APPLICATION OF OLIVINE-MELT THERMOMETRY AND HYGROMETRY TO TENERIFE BASALTS: IMPLICATIONS FOR ORIGINS OF LOW MG# ALKALINE MELTS

Tenerife, the largest of the Canary Islands, represents a complex eruptive history that has been attributed to a mantle plume. Mafic volcanism in this study includes basanites, alkaline basalts, hawaiites, mugearites, and trachytes. Six islands in the Canarian archipelago, including Tenerife, contain mantle peridotite xenoliths, which precludes stalling in a crustal reservoir. Mafic lavas are low Mg# (<53), low SiO₂ (44-49 wt%) and alkaline, which precludes direct partial melting of peridotite.
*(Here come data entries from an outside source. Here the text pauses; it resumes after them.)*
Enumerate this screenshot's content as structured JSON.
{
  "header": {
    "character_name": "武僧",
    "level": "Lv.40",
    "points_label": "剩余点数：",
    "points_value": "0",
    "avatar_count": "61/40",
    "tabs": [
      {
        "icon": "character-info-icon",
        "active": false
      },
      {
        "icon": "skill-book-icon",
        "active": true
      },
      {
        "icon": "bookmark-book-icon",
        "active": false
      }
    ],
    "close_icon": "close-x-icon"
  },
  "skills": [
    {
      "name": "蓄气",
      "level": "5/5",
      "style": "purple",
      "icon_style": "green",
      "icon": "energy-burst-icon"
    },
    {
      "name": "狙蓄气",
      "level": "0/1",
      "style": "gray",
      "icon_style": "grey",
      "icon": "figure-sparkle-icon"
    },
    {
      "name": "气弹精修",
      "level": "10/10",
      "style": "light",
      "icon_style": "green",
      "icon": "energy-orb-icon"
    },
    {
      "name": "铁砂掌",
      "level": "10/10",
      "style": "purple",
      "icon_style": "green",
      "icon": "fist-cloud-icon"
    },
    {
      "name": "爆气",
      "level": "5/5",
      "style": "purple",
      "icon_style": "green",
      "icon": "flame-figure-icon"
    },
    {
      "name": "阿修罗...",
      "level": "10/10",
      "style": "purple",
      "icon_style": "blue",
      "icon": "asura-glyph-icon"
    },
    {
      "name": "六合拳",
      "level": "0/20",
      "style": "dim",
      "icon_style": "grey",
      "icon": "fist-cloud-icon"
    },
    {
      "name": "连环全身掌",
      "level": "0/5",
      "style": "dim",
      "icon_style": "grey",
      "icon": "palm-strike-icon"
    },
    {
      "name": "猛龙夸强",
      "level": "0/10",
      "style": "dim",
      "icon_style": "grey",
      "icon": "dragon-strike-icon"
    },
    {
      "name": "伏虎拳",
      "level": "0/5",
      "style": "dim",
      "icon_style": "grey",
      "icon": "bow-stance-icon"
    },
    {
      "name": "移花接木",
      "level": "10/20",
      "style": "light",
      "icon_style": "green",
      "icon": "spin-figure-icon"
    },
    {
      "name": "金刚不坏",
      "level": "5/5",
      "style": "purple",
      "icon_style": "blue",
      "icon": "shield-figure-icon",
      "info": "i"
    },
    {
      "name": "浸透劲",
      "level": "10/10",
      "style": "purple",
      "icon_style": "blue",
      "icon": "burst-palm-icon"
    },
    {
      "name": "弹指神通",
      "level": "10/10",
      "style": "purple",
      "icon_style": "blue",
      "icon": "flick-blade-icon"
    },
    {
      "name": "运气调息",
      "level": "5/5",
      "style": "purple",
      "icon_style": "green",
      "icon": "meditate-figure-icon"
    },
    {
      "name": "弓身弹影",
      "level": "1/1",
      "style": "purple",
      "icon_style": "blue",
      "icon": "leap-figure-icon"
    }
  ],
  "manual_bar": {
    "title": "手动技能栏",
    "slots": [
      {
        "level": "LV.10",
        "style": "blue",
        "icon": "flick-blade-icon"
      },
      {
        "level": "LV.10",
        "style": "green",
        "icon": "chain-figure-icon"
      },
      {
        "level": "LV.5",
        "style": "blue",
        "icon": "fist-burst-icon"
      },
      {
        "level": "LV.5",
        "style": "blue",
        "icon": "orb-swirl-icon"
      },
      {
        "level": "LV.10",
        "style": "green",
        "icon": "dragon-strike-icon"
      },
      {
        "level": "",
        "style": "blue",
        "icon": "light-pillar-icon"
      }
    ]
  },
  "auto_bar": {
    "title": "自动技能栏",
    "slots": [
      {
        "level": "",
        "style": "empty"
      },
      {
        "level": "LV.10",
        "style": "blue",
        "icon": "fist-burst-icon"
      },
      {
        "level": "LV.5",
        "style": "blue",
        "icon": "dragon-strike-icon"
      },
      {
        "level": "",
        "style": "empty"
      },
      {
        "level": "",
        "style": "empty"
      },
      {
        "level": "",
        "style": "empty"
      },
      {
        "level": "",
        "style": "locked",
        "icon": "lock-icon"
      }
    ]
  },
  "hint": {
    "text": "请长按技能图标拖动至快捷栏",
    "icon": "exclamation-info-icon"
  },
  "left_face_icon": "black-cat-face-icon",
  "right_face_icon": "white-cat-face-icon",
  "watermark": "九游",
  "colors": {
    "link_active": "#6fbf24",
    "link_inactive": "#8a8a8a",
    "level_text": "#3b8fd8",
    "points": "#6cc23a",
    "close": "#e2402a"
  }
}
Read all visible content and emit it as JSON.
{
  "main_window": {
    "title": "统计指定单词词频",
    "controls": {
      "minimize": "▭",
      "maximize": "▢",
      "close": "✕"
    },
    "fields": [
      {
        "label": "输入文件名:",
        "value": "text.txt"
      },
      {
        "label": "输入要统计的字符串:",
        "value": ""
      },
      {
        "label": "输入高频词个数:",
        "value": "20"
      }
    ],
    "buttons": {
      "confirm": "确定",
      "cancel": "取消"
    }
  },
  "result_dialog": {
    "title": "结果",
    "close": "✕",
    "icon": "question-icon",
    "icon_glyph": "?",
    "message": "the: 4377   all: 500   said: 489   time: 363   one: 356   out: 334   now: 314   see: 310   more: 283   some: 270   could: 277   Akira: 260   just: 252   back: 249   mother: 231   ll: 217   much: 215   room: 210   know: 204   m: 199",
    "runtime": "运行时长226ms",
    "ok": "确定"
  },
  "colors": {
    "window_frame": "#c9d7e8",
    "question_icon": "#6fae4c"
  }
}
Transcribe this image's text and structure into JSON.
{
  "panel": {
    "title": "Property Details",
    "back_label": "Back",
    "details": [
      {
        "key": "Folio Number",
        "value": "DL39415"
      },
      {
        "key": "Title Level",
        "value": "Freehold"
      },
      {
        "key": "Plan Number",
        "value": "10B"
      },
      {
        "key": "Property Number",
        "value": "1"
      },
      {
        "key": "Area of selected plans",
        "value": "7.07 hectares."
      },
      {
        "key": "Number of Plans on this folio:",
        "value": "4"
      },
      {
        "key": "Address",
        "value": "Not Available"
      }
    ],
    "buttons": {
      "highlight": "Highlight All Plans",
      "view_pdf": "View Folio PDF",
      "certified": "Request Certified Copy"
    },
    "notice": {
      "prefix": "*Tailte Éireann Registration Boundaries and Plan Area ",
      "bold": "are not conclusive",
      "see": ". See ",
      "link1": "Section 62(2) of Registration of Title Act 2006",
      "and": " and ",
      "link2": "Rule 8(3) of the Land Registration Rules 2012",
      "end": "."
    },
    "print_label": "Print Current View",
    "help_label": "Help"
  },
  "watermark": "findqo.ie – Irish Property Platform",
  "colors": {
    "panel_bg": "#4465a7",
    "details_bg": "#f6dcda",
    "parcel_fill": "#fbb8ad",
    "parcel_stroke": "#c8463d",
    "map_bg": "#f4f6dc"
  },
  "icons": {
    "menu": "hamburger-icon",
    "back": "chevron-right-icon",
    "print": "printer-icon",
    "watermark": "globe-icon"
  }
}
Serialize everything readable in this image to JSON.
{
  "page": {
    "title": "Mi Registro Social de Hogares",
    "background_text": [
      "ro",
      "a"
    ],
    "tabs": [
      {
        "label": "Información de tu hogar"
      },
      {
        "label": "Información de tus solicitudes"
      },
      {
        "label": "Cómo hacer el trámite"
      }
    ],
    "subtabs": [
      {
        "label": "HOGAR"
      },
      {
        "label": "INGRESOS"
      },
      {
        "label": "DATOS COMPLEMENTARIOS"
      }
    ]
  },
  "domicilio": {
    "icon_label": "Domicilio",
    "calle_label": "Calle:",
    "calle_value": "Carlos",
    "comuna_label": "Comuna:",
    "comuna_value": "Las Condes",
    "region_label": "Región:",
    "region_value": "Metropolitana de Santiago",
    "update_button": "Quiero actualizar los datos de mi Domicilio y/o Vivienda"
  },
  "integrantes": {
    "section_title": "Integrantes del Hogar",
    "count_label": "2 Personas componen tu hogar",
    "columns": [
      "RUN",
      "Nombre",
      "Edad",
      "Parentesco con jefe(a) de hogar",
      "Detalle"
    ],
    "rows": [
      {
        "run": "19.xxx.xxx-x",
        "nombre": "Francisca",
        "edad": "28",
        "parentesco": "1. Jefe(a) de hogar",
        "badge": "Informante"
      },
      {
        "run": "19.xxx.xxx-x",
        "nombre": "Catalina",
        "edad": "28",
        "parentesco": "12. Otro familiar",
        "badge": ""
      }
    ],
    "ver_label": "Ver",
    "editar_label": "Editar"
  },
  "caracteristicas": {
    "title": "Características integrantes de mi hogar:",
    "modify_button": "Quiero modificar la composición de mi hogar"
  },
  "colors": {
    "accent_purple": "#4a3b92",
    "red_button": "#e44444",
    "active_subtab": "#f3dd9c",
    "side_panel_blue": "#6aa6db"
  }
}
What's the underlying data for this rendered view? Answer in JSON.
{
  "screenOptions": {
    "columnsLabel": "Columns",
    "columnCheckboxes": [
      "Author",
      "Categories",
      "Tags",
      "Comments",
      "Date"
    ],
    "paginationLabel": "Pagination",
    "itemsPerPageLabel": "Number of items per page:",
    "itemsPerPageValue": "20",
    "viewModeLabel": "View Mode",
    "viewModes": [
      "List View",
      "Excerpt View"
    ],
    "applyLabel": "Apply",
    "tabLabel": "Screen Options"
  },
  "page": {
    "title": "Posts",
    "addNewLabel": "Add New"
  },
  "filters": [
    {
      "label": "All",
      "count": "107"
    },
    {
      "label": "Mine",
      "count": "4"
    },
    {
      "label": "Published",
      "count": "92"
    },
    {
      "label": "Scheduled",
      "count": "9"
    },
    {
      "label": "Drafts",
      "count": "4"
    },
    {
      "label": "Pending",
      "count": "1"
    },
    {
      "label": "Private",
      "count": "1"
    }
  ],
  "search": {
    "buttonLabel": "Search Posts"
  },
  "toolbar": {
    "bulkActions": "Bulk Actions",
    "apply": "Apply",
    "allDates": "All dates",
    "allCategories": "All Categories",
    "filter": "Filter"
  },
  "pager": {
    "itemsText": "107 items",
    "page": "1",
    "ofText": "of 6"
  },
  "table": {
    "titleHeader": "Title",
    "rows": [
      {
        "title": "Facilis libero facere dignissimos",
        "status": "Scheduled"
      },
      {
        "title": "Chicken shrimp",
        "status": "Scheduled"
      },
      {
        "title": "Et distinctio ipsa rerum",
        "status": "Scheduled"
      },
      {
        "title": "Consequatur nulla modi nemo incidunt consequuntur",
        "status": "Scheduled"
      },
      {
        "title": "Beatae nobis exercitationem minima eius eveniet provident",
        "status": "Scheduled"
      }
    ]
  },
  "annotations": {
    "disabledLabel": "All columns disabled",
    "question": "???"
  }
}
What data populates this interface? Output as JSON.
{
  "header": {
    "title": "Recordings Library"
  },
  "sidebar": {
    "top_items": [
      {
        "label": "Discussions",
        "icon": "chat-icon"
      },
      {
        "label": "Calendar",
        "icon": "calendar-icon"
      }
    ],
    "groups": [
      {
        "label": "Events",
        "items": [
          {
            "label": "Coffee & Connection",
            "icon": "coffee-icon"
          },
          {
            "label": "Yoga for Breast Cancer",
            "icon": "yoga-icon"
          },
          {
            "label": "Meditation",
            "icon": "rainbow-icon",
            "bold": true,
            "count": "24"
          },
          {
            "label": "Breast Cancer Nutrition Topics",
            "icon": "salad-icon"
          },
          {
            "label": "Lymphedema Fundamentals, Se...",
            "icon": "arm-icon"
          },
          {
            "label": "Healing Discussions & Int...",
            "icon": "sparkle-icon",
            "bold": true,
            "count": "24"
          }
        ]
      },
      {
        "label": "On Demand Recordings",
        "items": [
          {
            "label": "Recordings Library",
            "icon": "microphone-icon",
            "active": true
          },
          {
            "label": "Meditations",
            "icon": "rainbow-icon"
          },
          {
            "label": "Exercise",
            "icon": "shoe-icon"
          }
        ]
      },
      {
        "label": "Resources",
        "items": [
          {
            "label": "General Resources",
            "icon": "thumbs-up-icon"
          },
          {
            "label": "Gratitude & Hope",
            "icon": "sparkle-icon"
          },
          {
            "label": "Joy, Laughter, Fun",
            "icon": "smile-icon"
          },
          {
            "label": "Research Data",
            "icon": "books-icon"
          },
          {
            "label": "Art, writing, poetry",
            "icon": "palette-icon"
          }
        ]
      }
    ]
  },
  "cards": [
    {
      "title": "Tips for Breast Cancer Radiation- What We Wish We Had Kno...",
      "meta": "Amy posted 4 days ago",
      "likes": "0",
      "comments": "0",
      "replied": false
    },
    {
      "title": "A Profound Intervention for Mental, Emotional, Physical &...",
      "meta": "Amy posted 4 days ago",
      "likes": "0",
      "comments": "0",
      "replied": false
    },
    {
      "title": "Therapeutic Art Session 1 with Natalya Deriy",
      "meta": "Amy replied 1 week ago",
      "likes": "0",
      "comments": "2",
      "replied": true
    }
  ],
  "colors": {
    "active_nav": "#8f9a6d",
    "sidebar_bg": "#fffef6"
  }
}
A possible hypothesis for the origin of low Mg# melts is that they originated as partial melts of an asthenospheric mantle source that included pyroxenite ± carbonate (e.g., recycled oceanic crust). The objective of this study is to evaluate temperature and dissolved water content of Tenerife basalts using olivine-melt thermometry/hygrometry. Entrainment of mantle xenoliths suggests phenocrysts in the host basalts must have grown rapidly during ascent. Basalts also display diffusion-limited rapid growth textures in olivine (e.g., skeletal/hopper) and clinopyroxene (e.g., sector zoned). Preliminary results for a basanite show that when the most Mg-rich olivine composition is paired with the whole-rock composition, the resulting ^Fe2+-MgK_D(oliv-melt) value (0.32) indicates equilibrium. Mg- and Ni-based olivine-melt thermometers are applied to the most Mg-rich olivine and the whole-rock to determine temperature at the onset of crystallization. The Ni-thermometer (independent of dissolved H₂O) gives the actual temperature of 1140°C, whereas the Mg-thermometer gives the anhydrous temperature of 1203°C. The ∆T (=T_Mg – T_Ni) represents the depression of the olivine liquidus due to H₂O, which is 63°C. This is consistent with the range of water contents (0.4 – 3.0 wt%) measured in olivine-hosted melt inclusions (Longpré et al., 2017). Thermometry and hygrometry could not be applied to an alkaline basalt, as it has an olivine population that is too forsteritic to be in equilibrium with the whole-rock composition (K_D = 0.21). Linear mixing trends in whole-rock major- and trace-elements paired with diffusion-limited growth textures in olivine and clinopyroxene suggest that this sample may have an inherited high-MgO olivine population due to magma-mixing during rapid ascent to the surface along intersecting fractures.